Eduardo Bolsonaro (PSL-SP), embora não tenha sido autor de nenhum dos projetos, elogiou as iniciativas. Também no Twitter, o filho do presidente disparou. “Acredite, tem mulher bandida que faz carreira assim”, disse sobre acusações de crimes sexuais falsas.

Já o senador Flávio Bolsonaro (PSL-RJ) aproveitou a repercussão do caso para divulgar um projeto de sua autoria, apresentado em 26 de março no Senado, com o mesmo teor.

Vale ressaltar que, no Brasil, a lei já prevê punição para quem faz denúncias caluniosas, mas o que esses PL’s propõem é que a pena para esse delito seja aumentado em até um terço nos casos em que a falsa acusação seja referente a crimes sexuais, como estupro. De fato, denúncias mentirosas são algo indefensável, mas o surgimento de projetos de lei como esses é muito preocupante. Isso porque os crimes de estupro apresentam uma grande dificuldade de recolhimento de provas. Inúmeros processos são arquivados por esse motivo, já que a esmagadora maioria dos estupros acontecem entre quatro paredes, sem testemunhas, e as provas coletadas no corpo da vítima nem sempre são conclusivas. A perícia no local do estupro também é complicada e, muitas vezes, sequer é realizada.

E como distinguir os casos em que houve acusação caluniosa daqueles em que simplesmente não foram reunidas provas suficientes? Aí é que está o problema, no caso do PL 3369/19 de autoria do deputado Carlos Jordy, por exemplo, há um trecho que “ressalta-se que a Denunciação Caluniosa só estará configurada quando for provada a inocência do indiciado ou acusado, seja por decisão judicial ou administrativa, inocentando-o, ou pelo arquivamento do inquérito policial”, ou seja, dá a entender que, se houver o arquivamento do caso, isso significa que a denúncia foi caluniosa.

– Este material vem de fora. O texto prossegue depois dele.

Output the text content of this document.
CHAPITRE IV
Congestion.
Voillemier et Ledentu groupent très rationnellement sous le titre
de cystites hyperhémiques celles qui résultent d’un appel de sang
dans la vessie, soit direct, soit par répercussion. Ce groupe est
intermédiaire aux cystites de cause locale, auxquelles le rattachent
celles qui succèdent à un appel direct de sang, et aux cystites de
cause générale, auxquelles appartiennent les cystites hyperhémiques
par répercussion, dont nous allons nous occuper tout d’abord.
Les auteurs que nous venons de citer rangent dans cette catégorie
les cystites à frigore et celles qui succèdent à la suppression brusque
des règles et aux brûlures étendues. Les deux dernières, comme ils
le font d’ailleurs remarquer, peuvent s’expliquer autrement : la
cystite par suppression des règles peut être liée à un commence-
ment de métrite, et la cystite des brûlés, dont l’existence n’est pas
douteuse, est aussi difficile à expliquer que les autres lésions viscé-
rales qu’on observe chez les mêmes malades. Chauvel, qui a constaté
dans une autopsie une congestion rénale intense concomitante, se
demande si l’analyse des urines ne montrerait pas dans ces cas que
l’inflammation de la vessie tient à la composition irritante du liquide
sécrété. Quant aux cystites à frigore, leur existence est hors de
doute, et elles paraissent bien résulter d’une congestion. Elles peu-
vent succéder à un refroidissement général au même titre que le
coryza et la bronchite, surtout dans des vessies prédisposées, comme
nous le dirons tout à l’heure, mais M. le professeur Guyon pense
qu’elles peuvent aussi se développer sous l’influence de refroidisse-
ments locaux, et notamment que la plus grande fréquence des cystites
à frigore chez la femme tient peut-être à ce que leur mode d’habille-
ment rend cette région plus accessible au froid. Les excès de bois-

Além disso, para justificar a ideia de que muitas mulheres mentem que foram estupradas para perseguir determinado homem, o texto levanta a tese da chamada “síndrome da mulher de Potifar”, explicando a passagem bíblica que fala sobre a mulher de um general que, ao ser rejeitada por um escravo, o acusou de estupro, além de argumentar que nos casos de denúncia de estupro, muitos homens são condenados pela justiça mesmo quando não há provas, pois segundo o projeto a palavra da mulher tem grande peso.

Por outro lado, como o texto se omite sobre o pressuposto de que é preciso comprovar a má-fé da denunciante, dando a entender apenas que a falta de provas comprovaria que a denúncia é caluniosa, adotar tal parâmetro como regra ou indicativo de que uma denunciação foi caluniosa, especialmente em casos como os de crime contra a dignidade sexual, cuja maioria é arquivada justamente por falta de prova, seria amordaçar as mulheres e reforçar os crimes de estupro. Uma coisa são denúncia sem provas suficientes que possam comprovar o crime, outra muito diferente são denúncia manifestamente de má-fé. Confundir ambas as coisas é gravíssimo e pode ter consequências nefastas para a vida de milhares de mulheres e inclusive crianças vítimas de violência sexual.

Não por acaso as propostas, começaram a ser chamadas nas redes sociais de “Neymar da Penha”, em referência à Lei Maria da Penha. Além de um ataque aos direitos das mulheres representa ainda verdadeiro escárnio.